Last year towards the end of the second semester, Fossil Ridge High School was surprised by yet another fire. The dust collector in the wood shop had gone up into flames during first period. Because of this fire, the entire woods and metals department was inaccessible for the rest of the semester. 

Kyle Taylor, one of the woods teachers here at Fossil, looks at this traumatic event in two ways—the short term effect and the long term effect. He states, “the short term impact was hugely negative, we closed down shop for a month, and it negatively impacted students because of the loss of experience for them to finish out the semester.” He views the long term effect in a very different way, “long term made things much better because it brought attention to issues that we didn’t know we had with process and with the way things are set up.” 

The shop had lots of safety issues that they did not realize until the fire occurred. For example, unreliable dust collectors and super cluttered areas where it was hard for students to work were called to their attention. Realizing these issues and having to remodel anyways, they moved things around in the shop. They got rid of unneeded things that were taking up space, opened up the floor for students to work, got new dust collectors, and divided the shop in half: for metals and woods.

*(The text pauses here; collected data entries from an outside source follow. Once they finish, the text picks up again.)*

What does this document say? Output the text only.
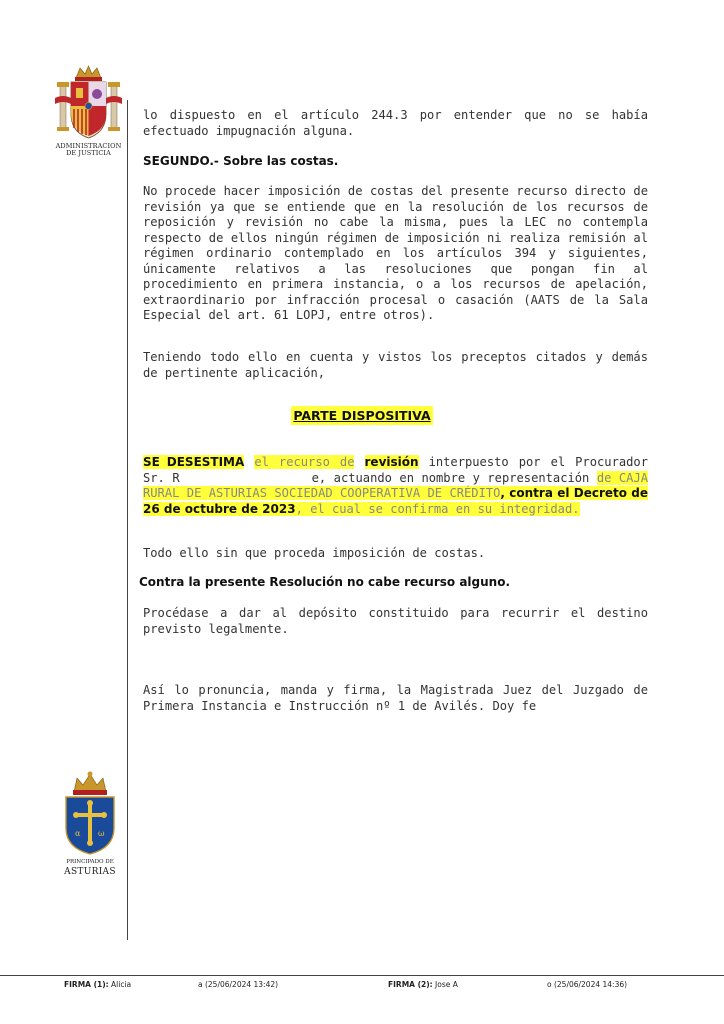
ADMINISTRACION
DE JUSTICIA
α ω
PRINCIPADO DE
ASTURIAS

lo dispuesto en el artículo 244.3 por entender que no se había efectuado impugnación alguna.

SEGUNDO.- Sobre las costas.

No procede hacer imposición de costas del presente recurso directo de revisión ya que se entiende que en la resolución de los recursos de reposición y revisión no cabe la misma, pues la LEC no contempla respecto de ellos ningún régimen de imposición ni realiza remisión al régimen ordinario contemplado en los artículos 394 y siguientes, únicamente relativos a las resoluciones que pongan fin al procedimiento en primera instancia, o a los recursos de apelación, extraordinario por infracción procesal o casación (AATS de la Sala Especial del art. 61 LOPJ, entre otros).

Teniendo todo ello en cuenta y vistos los preceptos citados y demás de pertinente aplicación,

PARTE DISPOSITIVA

SE DESESTIMA el recurso de revisión interpuesto por el Procurador Sr. R	e, actuando en nombre y representación de CAJA RURAL DE ASTURIAS SOCIEDAD COOPERATIVA DE CRÉDITO, contra el Decreto de 26 de octubre de 2023, el cual se confirma en su integridad.

Todo ello sin que proceda imposición de costas.

Contra la presente Resolución no cabe recurso alguno.

Procédase a dar al depósito constituido para recurrir el destino previsto legalmente.

Así lo pronuncia, manda y firma, la Magistrada Juez del Juzgado de Primera Instancia e Instrucción nº 1 de Avilés. Doy fe

FIRMA (1): Alicia	a (25/06/2024 13:42)	FIRMA (2): Jose A	o (25/06/2024 14:36)
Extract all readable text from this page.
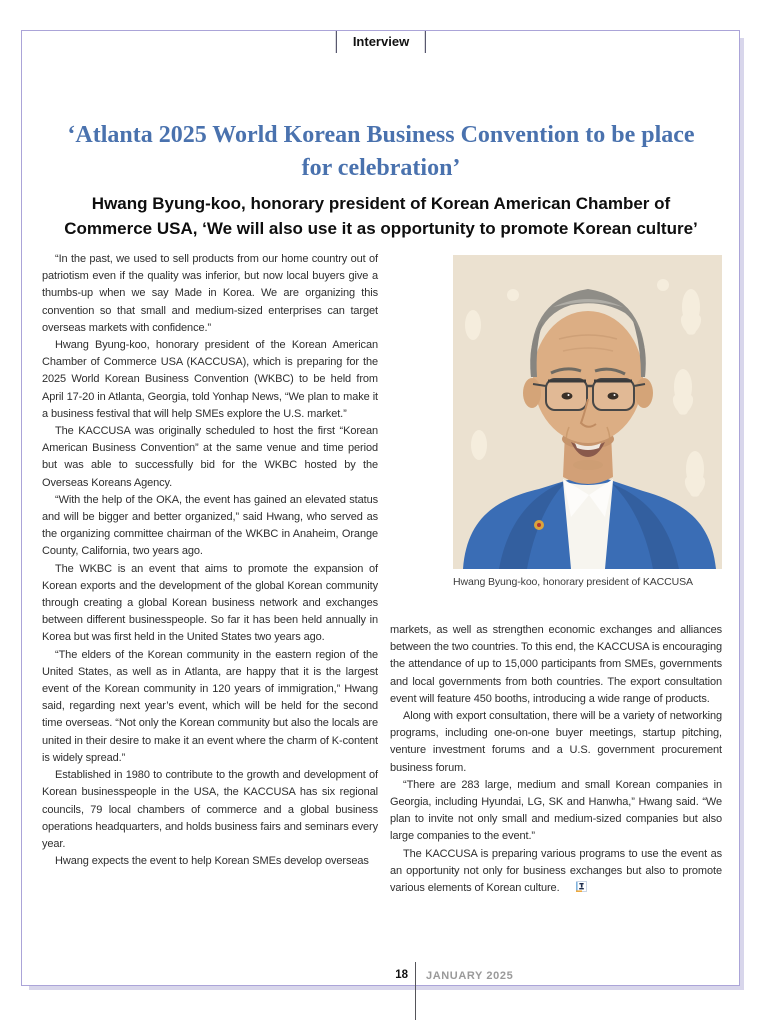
Interview
‘Atlanta 2025 World Korean Business Convention to be place
for celebration’
Hwang Byung-koo, honorary president of Korean American Chamber of
Commerce USA, ‘We will also use it as opportunity to promote Korean culture’

“In the past, we used to sell products from our home country out of patriotism even if the quality was inferior, but now local buyers give a thumbs-up when we say Made in Korea. We are organizing this convention so that small and medium-sized enterprises can target overseas markets with confidence.”

Hwang Byung-koo, honorary president of the Korean American Chamber of Commerce USA (KACCUSA), which is preparing for the 2025 World Korean Business Convention (WKBC) to be held from April 17-20 in Atlanta, Georgia, told Yonhap News, “We plan to make it a business festival that will help SMEs explore the U.S. market.”

The KACCUSA was originally scheduled to host the first “Korean American Business Convention” at the same venue and time period but was able to successfully bid for the WKBC hosted by the Overseas Koreans Agency.

“With the help of the OKA, the event has gained an elevated status and will be bigger and better organized,” said Hwang, who served as the organizing committee chairman of the WKBC in Anaheim, Orange County, California, two years ago.

The WKBC is an event that aims to promote the expansion of Korean exports and the development of the global Korean community through creating a global Korean business network and exchanges between different businesspeople. So far it has been held annually in Korea but was first held in the United States two years ago.

“The elders of the Korean community in the eastern region of the United States, as well as in Atlanta, are happy that it is the largest event of the Korean community in 120 years of immigration,” Hwang said, regarding next year’s event, which will be held for the second time overseas. “Not only the Korean community but also the locals are united in their desire to make it an event where the charm of K-content is widely spread.”

Established in 1980 to contribute to the growth and development of Korean businesspeople in the USA, the KACCUSA has six regional councils, 79 local chambers of commerce and a global business operations headquarters, and holds business fairs and seminars every year.

Hwang expects the event to help Korean SMEs develop overseas

Hwang Byung-koo, honorary president of KACCUSA

markets, as well as strengthen economic exchanges and alliances between the two countries. To this end, the KACCUSA is encouraging the attendance of up to 15,000 participants from SMEs, governments and local governments from both countries. The export consultation event will feature 450 booths, introducing a wide range of products.

Along with export consultation, there will be a variety of networking programs, including one-on-one buyer meetings, startup pitching, venture investment forums and a U.S. government procurement business forum.

“There are 283 large, medium and small Korean companies in Georgia, including Hyundai, LG, SK and Hanwha,” Hwang said. “We plan to invite not only small and medium-sized companies but also large companies to the event.”

The KACCUSA is preparing various programs to use the event as an opportunity not only for business exchanges but also to promote various elements of Korean culture.

18 JANUARY 2025
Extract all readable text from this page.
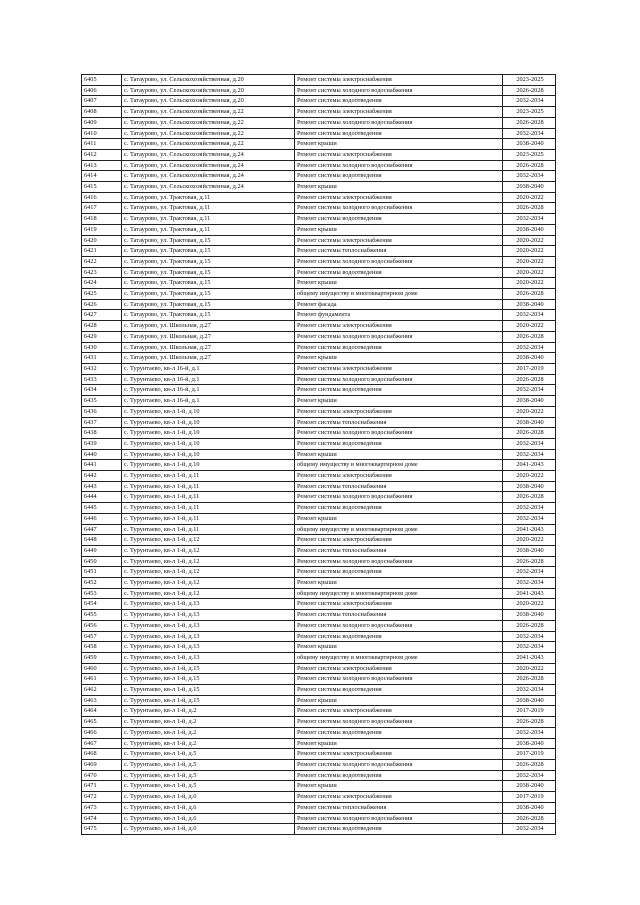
6405	с. Татаурово, ул. Сельскохозяйственная, д.20	Ремонт системы электроснабжения	2023-2025
6406	с. Татаурово, ул. Сельскохозяйственная, д.20	Ремонт системы холодного водоснабжения	2026-2028
6407	с. Татаурово, ул. Сельскохозяйственная, д.20	Ремонт системы водоотведения	2032-2034
6408	с. Татаурово, ул. Сельскохозяйственная, д.22	Ремонт системы электроснабжения	2023-2025
6409	с. Татаурово, ул. Сельскохозяйственная, д.22	Ремонт системы холодного водоснабжения	2026-2028
6410	с. Татаурово, ул. Сельскохозяйственная, д.22	Ремонт системы водоотведения	2032-2034
6411	с. Татаурово, ул. Сельскохозяйственная, д.22	Ремонт крыши	2038-2040
6412	с. Татаурово, ул. Сельскохозяйственная, д.24	Ремонт системы электроснабжения	2023-2025
6413	с. Татаурово, ул. Сельскохозяйственная, д.24	Ремонт системы холодного водоснабжения	2026-2028
6414	с. Татаурово, ул. Сельскохозяйственная, д.24	Ремонт системы водоотведения	2032-2034
6415	с. Татаурово, ул. Сельскохозяйственная, д.24	Ремонт крыши	2038-2040
6416	с. Татаурово, ул. Трактовая, д.11	Ремонт системы электроснабжения	2020-2022
6417	с. Татаурово, ул. Трактовая, д.11	Ремонт системы холодного водоснабжения	2026-2028
6418	с. Татаурово, ул. Трактовая, д.11	Ремонт системы водоотведения	2032-2034
6419	с. Татаурово, ул. Трактовая, д.11	Ремонт крыши	2038-2040
6420	с. Татаурово, ул. Трактовая, д.15	Ремонт системы электроснабжения	2020-2022
6421	с. Татаурово, ул. Трактовая, д.15	Ремонт системы теплоснабжения	2020-2022
6422	с. Татаурово, ул. Трактовая, д.15	Ремонт системы холодного водоснабжения	2020-2022
6423	с. Татаурово, ул. Трактовая, д.15	Ремонт системы водоотведения	2020-2022
6424	с. Татаурово, ул. Трактовая, д.15	Ремонт крыши	2020-2022
6425	с. Татаурово, ул. Трактовая, д.15	общему имуществу в многоквартирном доме	2026-2028
6426	с. Татаурово, ул. Трактовая, д.15	Ремонт фасада	2038-2040
6427	с. Татаурово, ул. Трактовая, д.15	Ремонт фундамента	2032-2034
6428	с. Татаурово, ул. Школьная, д.27	Ремонт системы электроснабжения	2020-2022
6429	с. Татаурово, ул. Школьная, д.27	Ремонт системы холодного водоснабжения	2026-2028
6430	с. Татаурово, ул. Школьная, д.27	Ремонт системы водоотведения	2032-2034
6431	с. Татаурово, ул. Школьная, д.27	Ремонт крыши	2038-2040
6432	с. Турунтаево, кв-л 16-й, д.1	Ремонт системы электроснабжения	2017-2019
6433	с. Турунтаево, кв-л 16-й, д.1	Ремонт системы холодного водоснабжения	2026-2028
6434	с. Турунтаево, кв-л 16-й, д.1	Ремонт системы водоотведения	2032-2034
6435	с. Турунтаево, кв-л 16-й, д.1	Ремонт крыши	2038-2040
6436	с. Турунтаево, кв-л 1-й, д.10	Ремонт системы электроснабжения	2020-2022
6437	с. Турунтаево, кв-л 1-й, д.10	Ремонт системы теплоснабжения	2038-2040
6438	с. Турунтаево, кв-л 1-й, д.10	Ремонт системы холодного водоснабжения	2026-2028
6439	с. Турунтаево, кв-л 1-й, д.10	Ремонт системы водоотведения	2032-2034
6440	с. Турунтаево, кв-л 1-й, д.10	Ремонт крыши	2032-2034
6441	с. Турунтаево, кв-л 1-й, д.10	общему имуществу в многоквартирном доме	2041-2043
6442	с. Турунтаево, кв-л 1-й, д.11	Ремонт системы электроснабжения	2020-2022
6443	с. Турунтаево, кв-л 1-й, д.11	Ремонт системы теплоснабжения	2038-2040
6444	с. Турунтаево, кв-л 1-й, д.11	Ремонт системы холодного водоснабжения	2026-2028
6445	с. Турунтаево, кв-л 1-й, д.11	Ремонт системы водоотведения	2032-2034
6446	с. Турунтаево, кв-л 1-й, д.11	Ремонт крыши	2032-2034
6447	с. Турунтаево, кв-л 1-й, д.11	общему имуществу в многоквартирном доме	2041-2043
6448	с. Турунтаево, кв-л 1-й, д.12	Ремонт системы электроснабжения	2020-2022
6449	с. Турунтаево, кв-л 1-й, д.12	Ремонт системы теплоснабжения	2038-2040
6450	с. Турунтаево, кв-л 1-й, д.12	Ремонт системы холодного водоснабжения	2026-2028
6451	с. Турунтаево, кв-л 1-й, д.12	Ремонт системы водоотведения	2032-2034
6452	с. Турунтаево, кв-л 1-й, д.12	Ремонт крыши	2032-2034
6453	с. Турунтаево, кв-л 1-й, д.12	общему имуществу в многоквартирном доме	2041-2043
6454	с. Турунтаево, кв-л 1-й, д.13	Ремонт системы электроснабжения	2020-2022
6455	с. Турунтаево, кв-л 1-й, д.13	Ремонт системы теплоснабжения	2038-2040
6456	с. Турунтаево, кв-л 1-й, д.13	Ремонт системы холодного водоснабжения	2026-2028
6457	с. Турунтаево, кв-л 1-й, д.13	Ремонт системы водоотведения	2032-2034
6458	с. Турунтаево, кв-л 1-й, д.13	Ремонт крыши	2032-2034
6459	с. Турунтаево, кв-л 1-й, д.13	общему имуществу в многоквартирном доме	2041-2043
6460	с. Турунтаево, кв-л 1-й, д.15	Ремонт системы электроснабжения	2020-2022
6461	с. Турунтаево, кв-л 1-й, д.15	Ремонт системы холодного водоснабжения	2026-2028
6462	с. Турунтаево, кв-л 1-й, д.15	Ремонт системы водоотведения	2032-2034
6463	с. Турунтаево, кв-л 1-й, д.15	Ремонт крыши	2038-2040
6464	с. Турунтаево, кв-л 1-й, д.2	Ремонт системы электроснабжения	2017-2019
6465	с. Турунтаево, кв-л 1-й, д.2	Ремонт системы холодного водоснабжения	2026-2028
6466	с. Турунтаево, кв-л 1-й, д.2	Ремонт системы водоотведения	2032-2034
6467	с. Турунтаево, кв-л 1-й, д.2	Ремонт крыши	2038-2040
6468	с. Турунтаево, кв-л 1-й, д.5	Ремонт системы электроснабжения	2017-2019
6469	с. Турунтаево, кв-л 1-й, д.5	Ремонт системы холодного водоснабжения	2026-2028
6470	с. Турунтаево, кв-л 1-й, д.5	Ремонт системы водоотведения	2032-2034
6471	с. Турунтаево, кв-л 1-й, д.5	Ремонт крыши	2038-2040
6472	с. Турунтаево, кв-л 1-й, д.6	Ремонт системы электроснабжения	2017-2019
6473	с. Турунтаево, кв-л 1-й, д.6	Ремонт системы теплоснабжения	2038-2040
6474	с. Турунтаево, кв-л 1-й, д.6	Ремонт системы холодного водоснабжения	2026-2028
6475	с. Турунтаево, кв-л 1-й, д.6	Ремонт системы водоотведения	2032-2034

New dust collectors in wood shop.

Enforcing safety rules in the wood shop is very crucial for the safety of students and teachers. The woods and metals department has always done a good job with having safety rules and enforcing them. When the fire happened, they had to reiterate their rules for the next semester, making sure that they can prevent a fire from happening and keep students safe again if it does. Taylor states, “the fire in the dust collector was a freak accident. But because of it, students can better react in the event of a fire because it is something that they’ve lived through, and something we teachers have lived through.”